Die betreffenden Weiber werden als „andächtig“ oder religiös bezeichnet. Aber welcherlei Religiosität kann das sein, wo keine Ehrfurcht vor Gottes Wort vorhanden ist? Wir wollen uns merken, dass es vier Arten von Menschen gibt. Auf der einen Seite sind wenige, die treulich und von Herzen Gott verehren, aber auch auf der anderen wenige, die sich offen und grob zu seiner Verachtung bekennen. Damit haben wir schon zwei Gruppen. Die große Menge aber ist weder völlig ohne Religion, noch entfremdet sie sich ganz der allgemein herrschenden Gottesverehrung, die man aber kalt und obenhin, gleichsam mit Gott spielend, vollzieht; bei genauerer Prüfung ergibt sich doch ein unheiliges Wesen. So verbirgt sich heute vieler Leute Unfrömmigkeit unter Gebräuchen und einem Scheinbekenntnis zur Verehrung Gottes. Daneben zeigte sich zu Zeiten des Paulus ebenso wie heute bei einer Minorität ein besonderer, frommer Eifer; solche Leute haben eine unreine Religion, ein trügerisches und doppeltes Herz, erscheinen aber wegen ihres unbesonnenen Eifers immerhin als besonders religiös. Hier sieht man, was eine bloße Religiosität ausrichtet, die ihre Verehrer in den Abgrund eines unbesonnenen Fanatismus stürzt und zum Kampf wider Gottes Reich und zur Unterdrückung seiner Ehre anleitet. Wahrscheinlich waren jene Frauen zwar nicht völlig zum Judentum übergetreten und in der Lehre des Gesetzes unterwiesen, jedoch halb jüdisch gesinnt und darum besonders geneigt, für das Judenvolk schützend einzutreten. In dieser Weise nahm man, nach dem Zeugnis des Paulus, mit Sünden beladene Weiblein gleichsam gefangen (2. Tim. 3, 6).

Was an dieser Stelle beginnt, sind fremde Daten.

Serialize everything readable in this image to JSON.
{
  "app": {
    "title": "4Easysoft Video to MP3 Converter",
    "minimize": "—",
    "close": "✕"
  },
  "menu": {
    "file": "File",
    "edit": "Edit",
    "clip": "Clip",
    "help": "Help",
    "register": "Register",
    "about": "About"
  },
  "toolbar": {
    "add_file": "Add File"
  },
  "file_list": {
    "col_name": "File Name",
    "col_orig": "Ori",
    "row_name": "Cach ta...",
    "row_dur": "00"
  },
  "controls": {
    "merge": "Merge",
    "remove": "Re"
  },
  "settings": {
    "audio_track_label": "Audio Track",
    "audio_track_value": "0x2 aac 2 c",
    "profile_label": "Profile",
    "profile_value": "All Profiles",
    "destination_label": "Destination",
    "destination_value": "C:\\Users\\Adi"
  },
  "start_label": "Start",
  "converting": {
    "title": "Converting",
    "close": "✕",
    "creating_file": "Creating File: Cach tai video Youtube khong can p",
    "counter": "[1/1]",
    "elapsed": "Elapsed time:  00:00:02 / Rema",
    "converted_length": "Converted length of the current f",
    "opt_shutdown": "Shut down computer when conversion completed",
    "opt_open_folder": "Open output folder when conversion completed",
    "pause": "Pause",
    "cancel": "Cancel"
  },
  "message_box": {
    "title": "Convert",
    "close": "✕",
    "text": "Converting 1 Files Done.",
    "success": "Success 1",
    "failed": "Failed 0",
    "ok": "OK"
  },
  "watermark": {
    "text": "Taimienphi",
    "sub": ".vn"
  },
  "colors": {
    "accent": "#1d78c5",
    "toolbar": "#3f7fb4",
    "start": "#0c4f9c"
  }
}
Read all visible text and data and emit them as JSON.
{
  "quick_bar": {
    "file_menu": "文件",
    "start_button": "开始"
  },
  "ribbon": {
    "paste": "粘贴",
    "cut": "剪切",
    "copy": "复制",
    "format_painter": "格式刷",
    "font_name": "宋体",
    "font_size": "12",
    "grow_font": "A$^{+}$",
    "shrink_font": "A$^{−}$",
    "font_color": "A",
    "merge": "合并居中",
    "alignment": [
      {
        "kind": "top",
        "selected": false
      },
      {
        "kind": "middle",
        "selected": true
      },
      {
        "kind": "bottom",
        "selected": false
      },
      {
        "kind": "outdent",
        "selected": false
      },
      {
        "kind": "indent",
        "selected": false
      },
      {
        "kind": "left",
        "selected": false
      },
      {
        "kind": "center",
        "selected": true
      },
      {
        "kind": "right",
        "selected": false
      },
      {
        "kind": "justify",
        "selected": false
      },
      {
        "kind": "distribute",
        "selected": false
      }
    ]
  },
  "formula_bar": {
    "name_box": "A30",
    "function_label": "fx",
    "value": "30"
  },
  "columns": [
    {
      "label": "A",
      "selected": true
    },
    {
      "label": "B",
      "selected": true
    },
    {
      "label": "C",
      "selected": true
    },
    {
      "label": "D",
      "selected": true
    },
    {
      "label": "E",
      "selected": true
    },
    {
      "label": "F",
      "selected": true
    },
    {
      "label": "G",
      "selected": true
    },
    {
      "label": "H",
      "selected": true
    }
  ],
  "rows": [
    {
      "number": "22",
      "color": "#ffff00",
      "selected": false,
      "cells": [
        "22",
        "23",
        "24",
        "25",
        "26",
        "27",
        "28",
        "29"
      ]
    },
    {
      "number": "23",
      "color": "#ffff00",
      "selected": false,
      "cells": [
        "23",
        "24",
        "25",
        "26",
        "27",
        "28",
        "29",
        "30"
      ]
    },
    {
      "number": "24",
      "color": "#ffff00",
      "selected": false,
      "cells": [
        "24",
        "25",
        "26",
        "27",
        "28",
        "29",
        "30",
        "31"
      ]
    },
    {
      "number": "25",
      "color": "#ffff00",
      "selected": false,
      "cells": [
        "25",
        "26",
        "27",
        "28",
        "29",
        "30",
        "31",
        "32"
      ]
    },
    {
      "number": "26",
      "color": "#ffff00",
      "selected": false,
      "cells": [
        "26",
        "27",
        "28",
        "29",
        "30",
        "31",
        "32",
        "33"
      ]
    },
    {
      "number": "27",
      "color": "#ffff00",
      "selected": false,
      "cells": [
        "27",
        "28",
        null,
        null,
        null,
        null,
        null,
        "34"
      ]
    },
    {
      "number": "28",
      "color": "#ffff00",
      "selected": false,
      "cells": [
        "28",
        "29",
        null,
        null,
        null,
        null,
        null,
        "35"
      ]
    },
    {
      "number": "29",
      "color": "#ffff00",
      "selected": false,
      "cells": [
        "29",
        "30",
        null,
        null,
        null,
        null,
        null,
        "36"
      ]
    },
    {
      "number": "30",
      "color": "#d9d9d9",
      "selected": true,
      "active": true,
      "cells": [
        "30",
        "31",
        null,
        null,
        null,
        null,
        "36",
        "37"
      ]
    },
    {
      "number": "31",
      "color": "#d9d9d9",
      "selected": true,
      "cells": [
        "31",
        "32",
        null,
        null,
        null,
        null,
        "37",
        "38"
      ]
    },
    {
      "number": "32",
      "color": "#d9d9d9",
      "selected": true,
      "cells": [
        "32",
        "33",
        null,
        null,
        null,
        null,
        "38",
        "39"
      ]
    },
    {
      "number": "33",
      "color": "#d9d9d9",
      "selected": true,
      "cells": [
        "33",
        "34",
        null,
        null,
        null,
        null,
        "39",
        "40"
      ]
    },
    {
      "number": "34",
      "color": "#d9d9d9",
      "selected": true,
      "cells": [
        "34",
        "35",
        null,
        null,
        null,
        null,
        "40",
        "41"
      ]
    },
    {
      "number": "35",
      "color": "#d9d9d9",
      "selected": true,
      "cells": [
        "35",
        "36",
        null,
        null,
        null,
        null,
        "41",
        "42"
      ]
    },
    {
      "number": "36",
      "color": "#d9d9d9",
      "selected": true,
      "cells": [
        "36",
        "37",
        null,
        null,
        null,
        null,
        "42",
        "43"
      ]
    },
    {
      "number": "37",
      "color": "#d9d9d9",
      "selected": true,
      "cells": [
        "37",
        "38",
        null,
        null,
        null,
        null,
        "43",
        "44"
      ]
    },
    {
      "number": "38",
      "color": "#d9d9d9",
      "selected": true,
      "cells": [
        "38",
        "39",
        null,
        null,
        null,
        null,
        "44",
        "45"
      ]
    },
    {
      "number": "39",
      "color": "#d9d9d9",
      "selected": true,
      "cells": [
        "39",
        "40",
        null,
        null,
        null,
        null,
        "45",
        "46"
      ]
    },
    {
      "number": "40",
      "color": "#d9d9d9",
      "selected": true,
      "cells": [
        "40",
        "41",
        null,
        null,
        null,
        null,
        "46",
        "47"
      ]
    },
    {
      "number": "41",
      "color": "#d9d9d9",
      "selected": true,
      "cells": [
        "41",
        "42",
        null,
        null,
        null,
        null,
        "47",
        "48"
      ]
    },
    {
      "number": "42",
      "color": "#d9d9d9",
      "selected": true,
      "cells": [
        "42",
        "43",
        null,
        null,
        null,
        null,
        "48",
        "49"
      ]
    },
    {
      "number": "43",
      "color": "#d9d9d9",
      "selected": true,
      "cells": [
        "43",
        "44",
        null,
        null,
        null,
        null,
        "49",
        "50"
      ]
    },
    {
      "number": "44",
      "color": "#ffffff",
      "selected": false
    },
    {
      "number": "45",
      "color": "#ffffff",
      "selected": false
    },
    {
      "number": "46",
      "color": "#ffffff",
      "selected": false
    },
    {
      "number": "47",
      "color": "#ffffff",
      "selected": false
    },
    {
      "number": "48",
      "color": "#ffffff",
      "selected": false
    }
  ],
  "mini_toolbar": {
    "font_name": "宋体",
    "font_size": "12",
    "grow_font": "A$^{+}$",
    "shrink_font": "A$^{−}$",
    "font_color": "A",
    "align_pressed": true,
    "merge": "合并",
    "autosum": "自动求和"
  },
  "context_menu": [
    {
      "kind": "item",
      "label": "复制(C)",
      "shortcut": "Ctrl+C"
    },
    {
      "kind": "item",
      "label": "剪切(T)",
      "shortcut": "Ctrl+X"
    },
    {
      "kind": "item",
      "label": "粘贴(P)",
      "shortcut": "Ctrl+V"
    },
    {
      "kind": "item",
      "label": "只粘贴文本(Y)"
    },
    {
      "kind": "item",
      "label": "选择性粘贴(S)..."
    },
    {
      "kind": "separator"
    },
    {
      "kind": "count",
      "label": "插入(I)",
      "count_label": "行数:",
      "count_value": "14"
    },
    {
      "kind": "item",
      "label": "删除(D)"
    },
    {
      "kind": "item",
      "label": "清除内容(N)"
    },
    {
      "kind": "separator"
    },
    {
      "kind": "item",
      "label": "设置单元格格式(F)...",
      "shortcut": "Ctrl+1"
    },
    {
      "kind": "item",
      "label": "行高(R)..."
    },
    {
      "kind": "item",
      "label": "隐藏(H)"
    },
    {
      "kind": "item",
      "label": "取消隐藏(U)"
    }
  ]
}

V. 51. Sie aber schüttelten den Staub von ihren Füßen. Dass dies bei den Juden ein Zeugnis des Fluchs war, kann man auch aus dem Befehl Christi ersehen (Mt. 10, 14; Lk. 9, 5; 10, 11). Auf diese Weise wollte er bezeugt wissen, dass die Gottlosen vor Gott abscheulich sind; wir müssen uns peinlich vor ihnen hüten, dass wir nichts mit ihnen gemein haben und nicht die Ansteckung ihrer Unreinigkeit auf uns übergehe. Gewiss heißt es, dass jeder Verbrecher die Erde, der er seine Fußspuren eindrückt, beflecke; aber nur die Verächter seines Wortes soll man nach des Herrn Befehl mit solch gewaltigem Fluch von sich stoßen. Musste man einen Ehebrecher oder Hurer, einen Meineidigen, Trunkenbold oder Mörder aus der Gemeinde ausschließen, so hätte man dabei doch nicht dies Zeichen angewendet. So wird deutlich, wie unerträglich dem Herrn die Verachtung seines Wortes ist; denn diese Abschüttelung des Staubs von den Füßen will etwa bezeugen, dass die betreffenden Leute Satans Eigentum und unwiederbringlich verlorene Menschen sind, wert, von der Erde ausgetilgt zu werden. So erzieht uns diese Strenge zur Ehrfurcht vor dem Evangelium. Auch sollen die Diener des Worts hier lernen, mit welch brennendem Eifer sie für die Herrlichkeit des Wortes eintreten müssen, damit sie es nicht kaltsinnig übersehen, wenn man dasselbe verachtet.

V. 52. Die Jünger wurden voll Freuden und heiligen Geistes. Freude erfüllte sie, weil die Gnadenwirkung des heiligen Geistes in ihnen ihre Herrschaft übte; denn sie allein macht uns wahrhaftig und völlig froh, so dass wir uns hoch über die ganze Welt erheben. Es gilt, ins Auge zu fassen, was Lukas in diesem Zusammenhang sagen will: so wenig ließen sich die Gläubigen durch jene schweren Anstöße verwirren und erschüttern, durch die Schmach ihrer Lehrer und den Aufruhr in der Stadt, durch Schrecken und Drohungen oder Furcht vor künftigen Gefahren, dass sie tapfer und in hochgemutem Glauben den Glanz falscher Heiligkeit und Macht verachteten. Und in der Tat: wenn unser Glaube in Gott recht gegründet ist und in seinem Wort tiefe Wurzeln getrieben hat, wenn er den Geist als rechtschaffene Schutzwehr besitzt, wird er auch gegen den Aufruhr einer ganzen Welt Frieden und geistliche Freude in unseren Herzen lebendig erhalten.